Oscar Noms: "American Hustle," "Gravity" Lead; Oprah and Tom Hanks Snubbed - NBC 7 San Diego

Oscar Noms: "American Hustle," "Gravity" Lead; Oprah and Tom Hanks Snubbed



    Actor Chris Hemsworth and Academy of Motion Picture Arts and Sciences President Cheryl Boone Isaacs announced the nominees for the 86th Annual Academy Awards early Thursday morning, and as expected "American Hustle," "Gravity" and "12 Years a Slave" led the pack.

    "Hustle" and "Gravity" each have 10 nominations, while "12 Years" followed closely with nine.

    There was no love for "Lee Daniels' The Butler" or its stars, including Oprah Winfrey, with the Academy shutting out the civil rights biopic completely. There was also little or no Oscar love for Disney's "Saving Mr. Banks," the Coen Brothers' "Inside Llewyn Davis," and "Fruitvale Station."

    Nine out of a possible 10 best picture nominations were revealed, with the field consisting of "American Hustle," "Captain Phillips," "Dallas Buyers Club," "Gravity," "Her," "Nebraska," "Philomena," "12 Years a Slave" and "The Wolf of Wall Street."

    Full list of Academy Award nominations

    Matthew McConaughey took home the Golden Globe for best actor Sunday night, and finds himself among a field of Hollywood's elite once again in the quest for Oscar. If precedence has any bearing here, McConaughey's drastic weight loss for the 80s era AIDS drama should serve him well: extreme dieting worked in 1994 for Tom Hanks in "Philadelphia," and Robert De Nero in 1980's "Raging Bull." 

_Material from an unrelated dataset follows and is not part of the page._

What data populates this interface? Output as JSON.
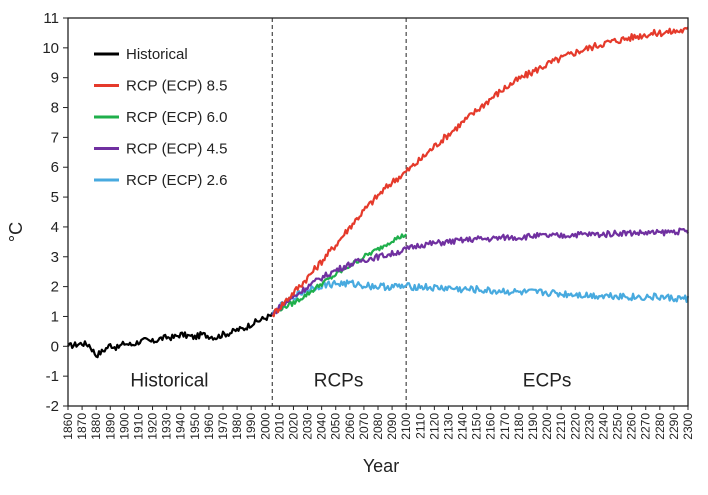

    Bruce Dern of "Nebraska," Leonardo DiCaprio of "The Wolf of Wall Street" and Chiwetel Ejiofor of "12 Years a Slave" also scored nominations. One surprise addition to the list is Christian Bale, for his role in "American Hustle." Bale took the berth expected to go to Hanks for "Captain Phillips." Robert Redford was expected to be nominated for "All Is Lost," but also failed to hear his name announced. Redford has never won an Academy Award.

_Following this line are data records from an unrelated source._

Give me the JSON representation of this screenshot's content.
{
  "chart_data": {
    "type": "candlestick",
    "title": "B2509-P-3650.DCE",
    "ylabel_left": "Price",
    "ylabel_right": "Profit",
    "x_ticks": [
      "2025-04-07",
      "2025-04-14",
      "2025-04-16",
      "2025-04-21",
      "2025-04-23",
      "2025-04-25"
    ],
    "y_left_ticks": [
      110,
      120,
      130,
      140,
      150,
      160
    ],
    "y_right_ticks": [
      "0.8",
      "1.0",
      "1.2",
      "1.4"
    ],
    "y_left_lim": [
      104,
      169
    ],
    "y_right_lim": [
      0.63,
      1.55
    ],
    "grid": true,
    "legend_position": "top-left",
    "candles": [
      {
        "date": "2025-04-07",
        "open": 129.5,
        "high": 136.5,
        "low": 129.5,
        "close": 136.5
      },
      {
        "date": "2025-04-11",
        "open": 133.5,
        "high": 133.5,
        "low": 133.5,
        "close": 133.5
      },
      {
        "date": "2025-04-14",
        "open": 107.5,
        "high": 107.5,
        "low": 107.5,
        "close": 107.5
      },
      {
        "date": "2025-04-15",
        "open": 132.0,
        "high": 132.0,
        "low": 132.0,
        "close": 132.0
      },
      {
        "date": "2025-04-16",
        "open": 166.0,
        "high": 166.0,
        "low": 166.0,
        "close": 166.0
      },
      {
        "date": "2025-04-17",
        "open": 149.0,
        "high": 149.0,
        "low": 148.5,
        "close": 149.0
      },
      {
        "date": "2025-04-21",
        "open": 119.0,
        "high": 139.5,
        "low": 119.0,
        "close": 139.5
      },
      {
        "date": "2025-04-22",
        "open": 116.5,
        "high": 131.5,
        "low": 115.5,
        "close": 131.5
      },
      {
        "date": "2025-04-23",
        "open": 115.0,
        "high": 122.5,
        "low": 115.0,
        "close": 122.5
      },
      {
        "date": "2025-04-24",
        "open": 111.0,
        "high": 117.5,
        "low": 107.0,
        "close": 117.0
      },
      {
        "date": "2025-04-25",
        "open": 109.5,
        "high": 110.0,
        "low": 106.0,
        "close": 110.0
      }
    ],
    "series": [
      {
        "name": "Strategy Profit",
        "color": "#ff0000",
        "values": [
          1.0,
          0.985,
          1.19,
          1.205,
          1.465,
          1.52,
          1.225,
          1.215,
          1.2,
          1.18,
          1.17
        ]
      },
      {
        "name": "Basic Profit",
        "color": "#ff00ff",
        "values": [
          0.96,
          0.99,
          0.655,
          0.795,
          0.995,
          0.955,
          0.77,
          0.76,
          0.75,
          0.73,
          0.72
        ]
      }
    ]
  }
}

    There were no surprises in the best actress competition, with the Academy sticking to a roster of names already featured prominently in recent award races. Globe winner Cate Blanchett ("Blue Jasmine") is up against Meryl Streep ("August: Osage County"), Amy Adams ("American Hustle"), Judi Dench ("Philomena") and Sandra Bullock ("Gravity"). "Saving Mr. Banks'" Emma Thompson did not make the cut.

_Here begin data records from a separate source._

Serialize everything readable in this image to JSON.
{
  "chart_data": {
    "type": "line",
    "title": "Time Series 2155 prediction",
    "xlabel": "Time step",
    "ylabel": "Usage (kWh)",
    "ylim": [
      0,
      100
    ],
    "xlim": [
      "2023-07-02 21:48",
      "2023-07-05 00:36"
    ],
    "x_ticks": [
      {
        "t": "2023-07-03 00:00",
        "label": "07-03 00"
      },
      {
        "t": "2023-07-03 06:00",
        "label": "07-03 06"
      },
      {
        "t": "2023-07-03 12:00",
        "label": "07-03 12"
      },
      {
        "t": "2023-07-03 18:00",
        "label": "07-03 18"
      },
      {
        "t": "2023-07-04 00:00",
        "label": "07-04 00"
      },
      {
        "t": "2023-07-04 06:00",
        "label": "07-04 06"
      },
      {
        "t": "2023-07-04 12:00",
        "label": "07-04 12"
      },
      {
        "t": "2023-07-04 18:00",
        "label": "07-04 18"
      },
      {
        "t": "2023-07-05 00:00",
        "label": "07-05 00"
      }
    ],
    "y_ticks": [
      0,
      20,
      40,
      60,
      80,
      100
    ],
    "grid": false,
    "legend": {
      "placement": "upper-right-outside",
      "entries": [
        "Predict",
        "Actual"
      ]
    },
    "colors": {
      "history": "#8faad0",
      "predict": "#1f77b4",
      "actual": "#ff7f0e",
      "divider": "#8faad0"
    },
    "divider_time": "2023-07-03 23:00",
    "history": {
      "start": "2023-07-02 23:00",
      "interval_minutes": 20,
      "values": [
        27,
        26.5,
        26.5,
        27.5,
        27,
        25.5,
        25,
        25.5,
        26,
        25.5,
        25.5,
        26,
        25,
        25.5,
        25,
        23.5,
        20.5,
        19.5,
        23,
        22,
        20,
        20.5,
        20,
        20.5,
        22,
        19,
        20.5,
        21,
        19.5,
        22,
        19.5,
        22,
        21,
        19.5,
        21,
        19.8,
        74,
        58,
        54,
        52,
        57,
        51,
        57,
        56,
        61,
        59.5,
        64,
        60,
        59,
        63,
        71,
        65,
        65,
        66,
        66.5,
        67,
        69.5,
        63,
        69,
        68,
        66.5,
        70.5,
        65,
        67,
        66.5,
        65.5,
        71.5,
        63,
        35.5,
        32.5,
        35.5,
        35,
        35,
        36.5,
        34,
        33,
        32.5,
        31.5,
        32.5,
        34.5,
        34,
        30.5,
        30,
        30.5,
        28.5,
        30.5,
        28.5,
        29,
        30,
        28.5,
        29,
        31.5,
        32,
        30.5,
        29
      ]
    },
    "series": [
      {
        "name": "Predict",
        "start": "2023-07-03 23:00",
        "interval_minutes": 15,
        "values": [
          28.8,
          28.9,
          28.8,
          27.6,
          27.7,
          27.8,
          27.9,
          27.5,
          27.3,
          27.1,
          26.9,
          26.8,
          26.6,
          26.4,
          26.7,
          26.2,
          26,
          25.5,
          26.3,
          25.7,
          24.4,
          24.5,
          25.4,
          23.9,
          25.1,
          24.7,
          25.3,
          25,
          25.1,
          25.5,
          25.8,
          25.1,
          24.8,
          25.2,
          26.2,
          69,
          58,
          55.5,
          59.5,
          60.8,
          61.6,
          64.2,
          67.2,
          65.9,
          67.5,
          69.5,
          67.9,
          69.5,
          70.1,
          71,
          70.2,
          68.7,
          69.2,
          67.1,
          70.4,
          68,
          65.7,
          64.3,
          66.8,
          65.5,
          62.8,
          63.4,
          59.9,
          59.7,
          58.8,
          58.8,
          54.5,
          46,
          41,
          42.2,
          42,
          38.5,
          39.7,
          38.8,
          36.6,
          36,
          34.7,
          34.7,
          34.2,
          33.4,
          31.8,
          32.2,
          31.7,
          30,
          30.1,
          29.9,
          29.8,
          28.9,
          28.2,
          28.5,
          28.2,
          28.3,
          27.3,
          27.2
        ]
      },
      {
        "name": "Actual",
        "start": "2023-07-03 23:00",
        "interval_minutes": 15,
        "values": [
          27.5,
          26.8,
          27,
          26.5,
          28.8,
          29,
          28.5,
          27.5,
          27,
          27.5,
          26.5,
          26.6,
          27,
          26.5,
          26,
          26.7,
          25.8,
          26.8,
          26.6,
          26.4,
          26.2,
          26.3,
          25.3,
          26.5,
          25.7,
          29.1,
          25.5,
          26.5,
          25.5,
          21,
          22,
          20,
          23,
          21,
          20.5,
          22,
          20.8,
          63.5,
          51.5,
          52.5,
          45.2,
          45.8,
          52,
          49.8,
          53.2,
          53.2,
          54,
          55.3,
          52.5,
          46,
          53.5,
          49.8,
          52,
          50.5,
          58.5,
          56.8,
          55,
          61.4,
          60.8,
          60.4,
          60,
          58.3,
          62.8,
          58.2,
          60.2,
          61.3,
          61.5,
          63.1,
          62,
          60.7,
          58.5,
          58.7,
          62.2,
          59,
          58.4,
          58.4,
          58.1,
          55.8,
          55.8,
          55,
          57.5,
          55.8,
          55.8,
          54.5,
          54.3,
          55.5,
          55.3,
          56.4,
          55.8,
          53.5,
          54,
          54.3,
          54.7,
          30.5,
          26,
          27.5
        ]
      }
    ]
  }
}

    Oprah Winfrey is a powerful force in entertainment, and her performance in "Lee Daniels' The Butler" received wide acclaim. But it wasn't enough to land her in the supporting actress category in place of  Sally Hawkins ("Blue Jasmine''), Jennifer Lawrence ("American Hustle"), Lupita Nyong'o ("12 Years a Slave"), Julia Roberts ("August: Osage County") and June Squibb ("Nebraska"), all of whom heard their name revealed Thursday.

    Barkhad Abdi ("Captain Phillips"), Bradley Cooper ("American Hustle"), Michael Fassbender ("12 Years a Slave") and Jared Leto ("Dallas Buyers Club") make up the supporting actor list of nominees, with Jonah Hill of "The Wolf of Wall Street" taking the final spot instead of previous contenders from recent award ceremonies Daniel Bruhl ("Rush") and Will Forte ("Nebraska").

    Every director named to that category saw their respective films make the list of best picture nominees. David O. Russell ("American Hustle"), Alfonso Cuaron ("Gravity"), Alexander Payne ("Nebraska"), Steve McQueen ("12 Years a Slave") and Martin Scorsese ("The Wolf of Wall Street") make up the directorial field. Considered contenders but ultimately shut out were Spike Jonze ("Her") and Woody Allen ("Blue Jasmine").

    Hosted by Ellen DeGeneres, the 86th Annual Academy Awards air live on Sunday Mar. 2 on ABC.